I came across an interesting post recently: https://conferences.oreilly.com/velocity/devops-web-performance-ny-2015/public/schedule/detail/45012, which is similar to the forum post.
So you take production data or a subset of it, scrub it, and then can make use of it for testing.
On a related note to the main question, are there public data scrubber tools/frameworks for this, or most folks build this in house?
Now, scrubbing the production data is something I can easily comprehend the use of, loading it into a single/main database for use.
The tricky part to comprehend is the interaction of the production data (the original unscrubbed data and the scrubbed test version).
Say for example, a system that has (in additional to the main RDBMS SQL-based database) real time streaming (incoming/input) data (over Apache Kafka), intermediate cache storage of data in alterative database systems like redis, and timeseries or TTL-based databases (Cassandra, InfluxDB).
How does one effectively pipe the unscrubbed live streaming data into test environment, scrubbing it in the process to match the prescrubbed main database? One could capture such streaming data, scrub, save, and use for future replay, but doing so makes the data more static, and outdated over time, and less production like over time as a result. Or the process would have to be done/refreshed frequently to be on parity with production.
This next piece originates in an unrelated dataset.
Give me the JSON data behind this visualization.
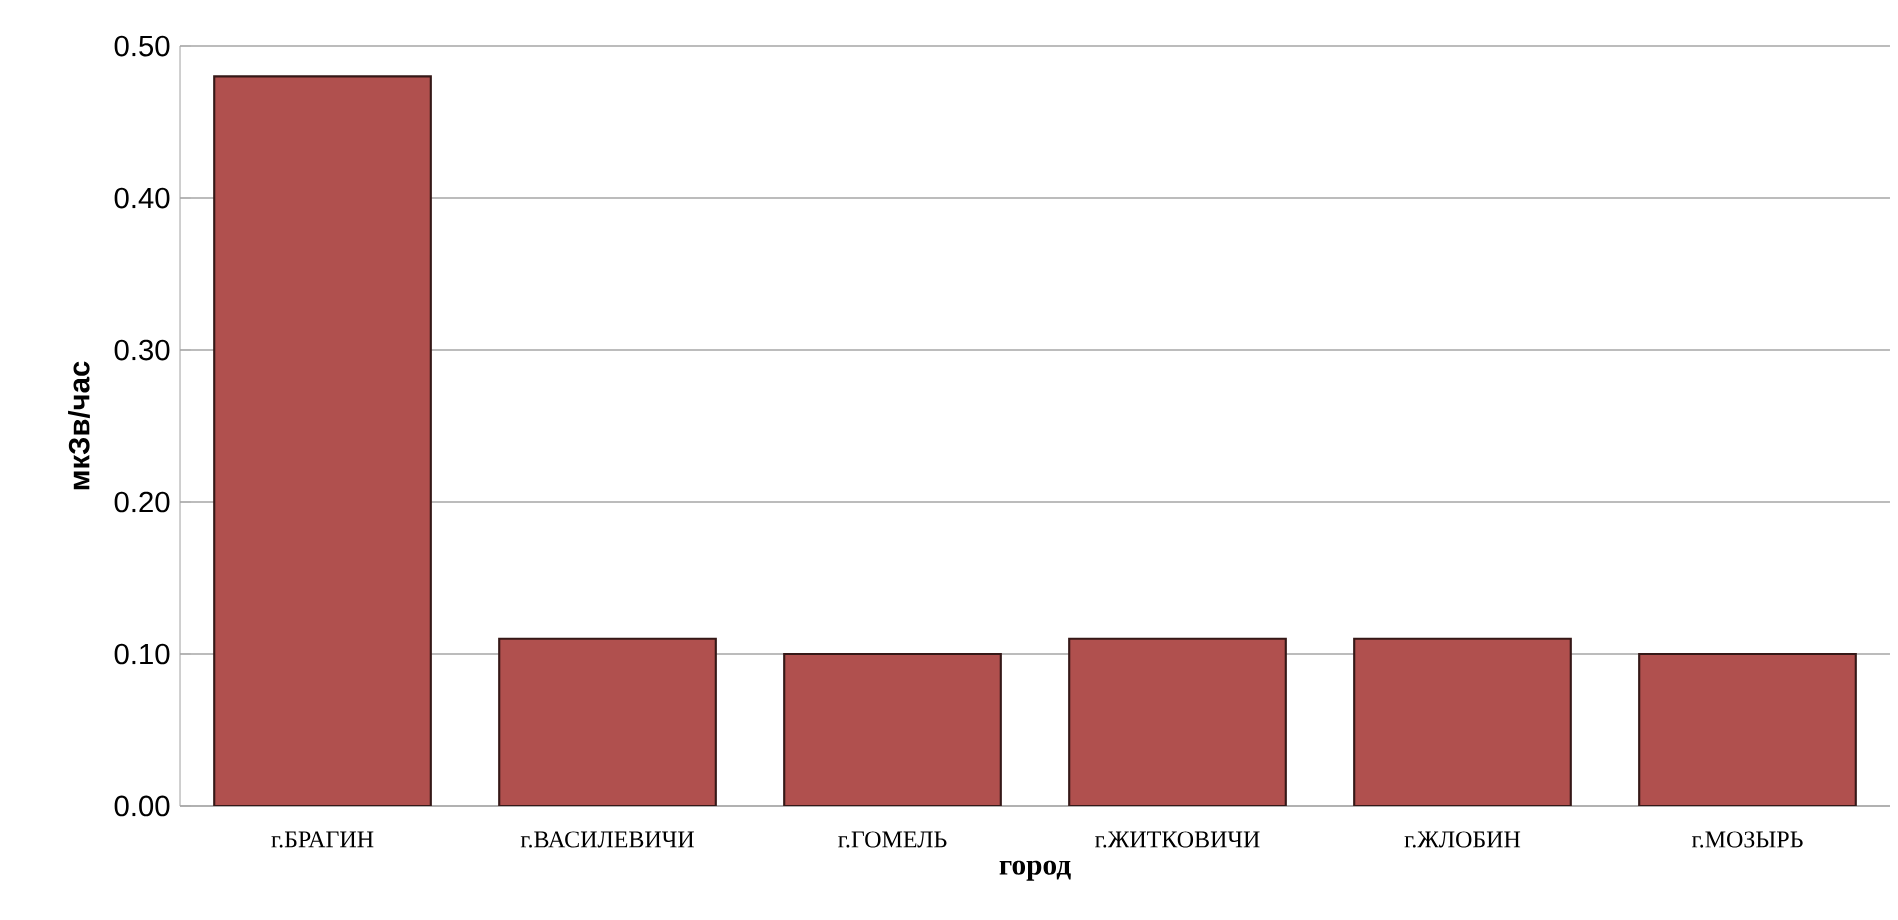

Also consider massive amounts of streaming data if captured over a long period (1 hour to 24 hours), in the GB, TB, and beyond, hence live streaming is more preferable. If capture a small snippet of duration 15 minutes or less and replaying that in a loop, you don’t have the diversity/variability of a longer capture duration. Replaying GBs/TBs from file may not really effective to do for scale testing I think.
Also for the streaming data, consider we want to upscale the original input 10x, 100x of production traffic, not in terms of just messaging rate, but like unique clients/IDs. So that means you have to partition the incoming streaming input so that you can easily say for client A (who belongs to organization B), generate a client A1, A2, A3, … An (all who belong to organization B1 or also B2, … Bn). For example, for every unique client and organization coming in the input produce 9 more of them (for 10x) while maintaining the ratio of uniqueness.
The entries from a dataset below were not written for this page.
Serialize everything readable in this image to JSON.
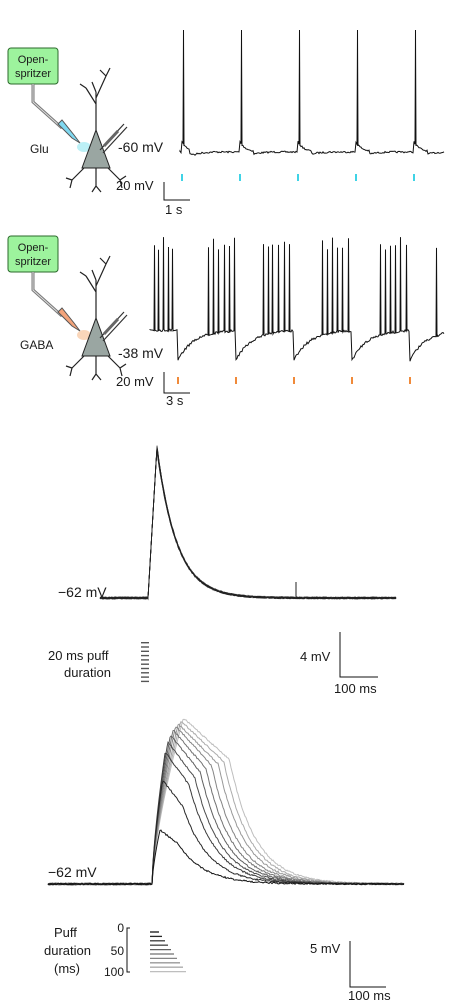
{
  "panel_a": {
    "device_line1": "Open-",
    "device_line2": "spritzer",
    "drug": "Glu",
    "baseline_label": "-60 mV",
    "scale_v": "20 mV",
    "scale_t": "1 s",
    "puff_color": "#3fd3e6",
    "pipette_color": "#7fd8f0",
    "puff_times_s": [
      0.0,
      1.05,
      2.1,
      3.15,
      4.2
    ]
  },
  "panel_b": {
    "device_line1": "Open-",
    "device_line2": "spritzer",
    "drug": "GABA",
    "baseline_label": "-38 mV",
    "scale_v": "20 mV",
    "scale_t": "3 s",
    "puff_color": "#f08a3a",
    "pipette_color": "#f3a37a",
    "puff_times_s": [
      0.0,
      3.2,
      6.4,
      9.6,
      12.8
    ]
  },
  "panel_c": {
    "baseline_label": "−62 mV",
    "puff_label_line1": "20 ms puff",
    "puff_label_line2": "duration",
    "scale_v": "4 mV",
    "scale_t": "100 ms",
    "repeats": 10,
    "peak_mv": 16
  },
  "panel_d": {
    "baseline_label": "−62 mV",
    "legend_title_line1": "Puff",
    "legend_title_line2": "duration",
    "legend_title_line3": "(ms)",
    "legend_ticks": [
      "0",
      "50",
      "100"
    ],
    "scale_v": "5 mV",
    "scale_t": "100 ms",
    "puff_durations_ms": [
      10,
      20,
      30,
      40,
      50,
      60,
      70,
      80,
      90,
      100
    ]
  },
  "colors": {
    "neuron_fill": "#9aa6a2",
    "device_fill": "#9df39d",
    "trace": "#111111"
  }
}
And back to the cache and timeseries database. How to clone from production and scrub together effectively with the main database? Also, since it’s timeseries TTL based, the data expires over time, and technically for realism, you’d refresh the scrubbed data more frequently than the main database.
I’m wondering how large organizations with microservices, streaming data, and multiple databases deal with this. This seems tricky to do at scale and with more components in the system, when you deploy and test this as a whole end to end system (rather than dealing with just a subset of the whole system, and mocking many parts away).
Anyone here have insights to this that they can share?